I am working on a Linear Regression model where my output variable is ‘Salary’ of individuals based on 2 input variables, 1). Department 2). Job_Level.
When I fit a Simple Linear Regression model to predict the “Salary” variable using “Department” it gives the coefficients which make sense with the data, however when I add “Level” also to the model, it produces incorrect coefficients, since I can not share the data set here I have used the Big Mart data (Train data after removing all rows with missing values) for simulation purpose.
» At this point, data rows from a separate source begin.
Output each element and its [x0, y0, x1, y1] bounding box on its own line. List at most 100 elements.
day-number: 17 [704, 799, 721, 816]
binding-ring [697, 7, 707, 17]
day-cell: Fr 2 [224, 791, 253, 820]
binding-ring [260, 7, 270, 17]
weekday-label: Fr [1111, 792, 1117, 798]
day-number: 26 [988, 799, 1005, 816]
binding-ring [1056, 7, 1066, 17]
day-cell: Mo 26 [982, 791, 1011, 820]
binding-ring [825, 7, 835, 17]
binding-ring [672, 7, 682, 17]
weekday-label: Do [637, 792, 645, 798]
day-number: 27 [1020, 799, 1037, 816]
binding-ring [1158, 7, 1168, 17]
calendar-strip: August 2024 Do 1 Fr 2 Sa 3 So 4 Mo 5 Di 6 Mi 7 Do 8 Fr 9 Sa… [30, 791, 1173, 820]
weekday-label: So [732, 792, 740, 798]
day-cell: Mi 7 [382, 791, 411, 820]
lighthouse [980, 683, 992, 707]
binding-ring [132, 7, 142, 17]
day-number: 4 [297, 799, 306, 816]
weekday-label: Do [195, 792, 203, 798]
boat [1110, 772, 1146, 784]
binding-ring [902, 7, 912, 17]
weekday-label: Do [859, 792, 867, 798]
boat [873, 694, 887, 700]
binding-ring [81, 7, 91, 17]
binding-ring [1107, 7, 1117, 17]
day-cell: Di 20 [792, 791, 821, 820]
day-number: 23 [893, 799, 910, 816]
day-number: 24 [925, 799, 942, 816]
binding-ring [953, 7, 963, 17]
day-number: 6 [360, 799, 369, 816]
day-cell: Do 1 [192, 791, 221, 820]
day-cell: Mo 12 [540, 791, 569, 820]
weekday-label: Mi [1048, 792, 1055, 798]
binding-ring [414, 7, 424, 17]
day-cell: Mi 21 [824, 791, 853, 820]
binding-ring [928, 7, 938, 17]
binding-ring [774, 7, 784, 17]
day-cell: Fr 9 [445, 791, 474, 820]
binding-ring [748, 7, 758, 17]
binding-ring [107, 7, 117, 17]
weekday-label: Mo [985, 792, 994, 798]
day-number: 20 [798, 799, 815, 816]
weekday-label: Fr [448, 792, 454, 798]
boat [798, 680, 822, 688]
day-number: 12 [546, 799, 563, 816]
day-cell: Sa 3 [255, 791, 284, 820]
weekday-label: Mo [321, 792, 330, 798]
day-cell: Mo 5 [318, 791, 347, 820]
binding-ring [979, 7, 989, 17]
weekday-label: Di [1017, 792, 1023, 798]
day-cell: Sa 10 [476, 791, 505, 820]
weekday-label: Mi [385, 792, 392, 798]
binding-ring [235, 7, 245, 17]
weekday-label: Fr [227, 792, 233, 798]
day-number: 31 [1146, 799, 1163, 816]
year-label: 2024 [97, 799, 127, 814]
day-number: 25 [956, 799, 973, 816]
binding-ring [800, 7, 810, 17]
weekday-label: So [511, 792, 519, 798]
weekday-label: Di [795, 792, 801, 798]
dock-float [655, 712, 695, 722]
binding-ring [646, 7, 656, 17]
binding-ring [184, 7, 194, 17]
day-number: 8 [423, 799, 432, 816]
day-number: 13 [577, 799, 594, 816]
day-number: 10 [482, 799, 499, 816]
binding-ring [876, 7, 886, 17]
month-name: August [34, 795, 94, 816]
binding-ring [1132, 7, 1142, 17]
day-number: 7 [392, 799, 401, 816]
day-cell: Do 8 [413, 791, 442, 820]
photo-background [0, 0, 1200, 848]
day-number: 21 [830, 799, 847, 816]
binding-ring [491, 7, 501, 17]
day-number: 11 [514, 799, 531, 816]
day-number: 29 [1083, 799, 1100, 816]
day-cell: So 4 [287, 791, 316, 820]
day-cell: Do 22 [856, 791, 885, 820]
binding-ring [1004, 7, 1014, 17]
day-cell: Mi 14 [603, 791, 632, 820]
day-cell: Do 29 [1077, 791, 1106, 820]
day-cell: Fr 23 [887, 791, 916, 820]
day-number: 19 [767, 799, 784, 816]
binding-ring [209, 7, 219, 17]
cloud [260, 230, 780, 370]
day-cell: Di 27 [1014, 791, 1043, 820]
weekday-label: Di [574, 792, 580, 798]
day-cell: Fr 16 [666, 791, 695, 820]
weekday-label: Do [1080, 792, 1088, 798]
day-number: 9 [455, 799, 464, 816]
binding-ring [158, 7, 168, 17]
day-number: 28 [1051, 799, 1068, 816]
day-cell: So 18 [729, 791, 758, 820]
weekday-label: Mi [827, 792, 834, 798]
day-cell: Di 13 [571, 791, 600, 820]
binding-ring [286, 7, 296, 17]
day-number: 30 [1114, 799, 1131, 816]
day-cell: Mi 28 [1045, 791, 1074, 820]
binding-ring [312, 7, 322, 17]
Below is the R code of the model which I built:
#First model Simple Linear:
model1 <- lm(Item_Outlet_Sales ~ Outlet_Size, data = Big_mart) ## Predicting the Sales based on Outlet size only
So I would interpret the coefficients, if the Outlet_Size is Medium then the average sales figures will be -126 comparing to the reference category Outlet_Size_High, similarly if the Outlet_Size is Small then the average sales figures will be positive 59 comparing to Outlet_Size High, this makes sense as the Mean figures of Sales by Outlet_Size matches with the coefficients logic(i.e. for small they are highest and for medium they are lowest)
Now I added one more variable, which is Outlet_Location_Type and re-built the regression equation:
model2 <- lm(Item_Outlet_Sales ~ Outlet_Size + Outlet_Location_Type, data = Big_mart)
Now the problem is, in the simple model where Outlet_Size was used to predict the Sales, coefficients for Outlet_SizeSmall were positive however after adding Outlet_Location_Type they have flipped the signs from Positive to Negative, which doesn’t make sense if we manually compare the coefficients with raw data.
Same is happening when I include the Level variable along with Department variable to predict Salary.
After doing some research on google, I came to know that this phenomena is known as Simpson’s Paradox. Now I know the cause of this problem but my question is how can I resolve this problem to fit a regression model which gives me coefficients which have signs(+ or -) which match with the data used to train the model. I am also interested to share the results with the business owners so I would need to report the coefficients to them.
If you have any solution to this, please share your valuable inputs?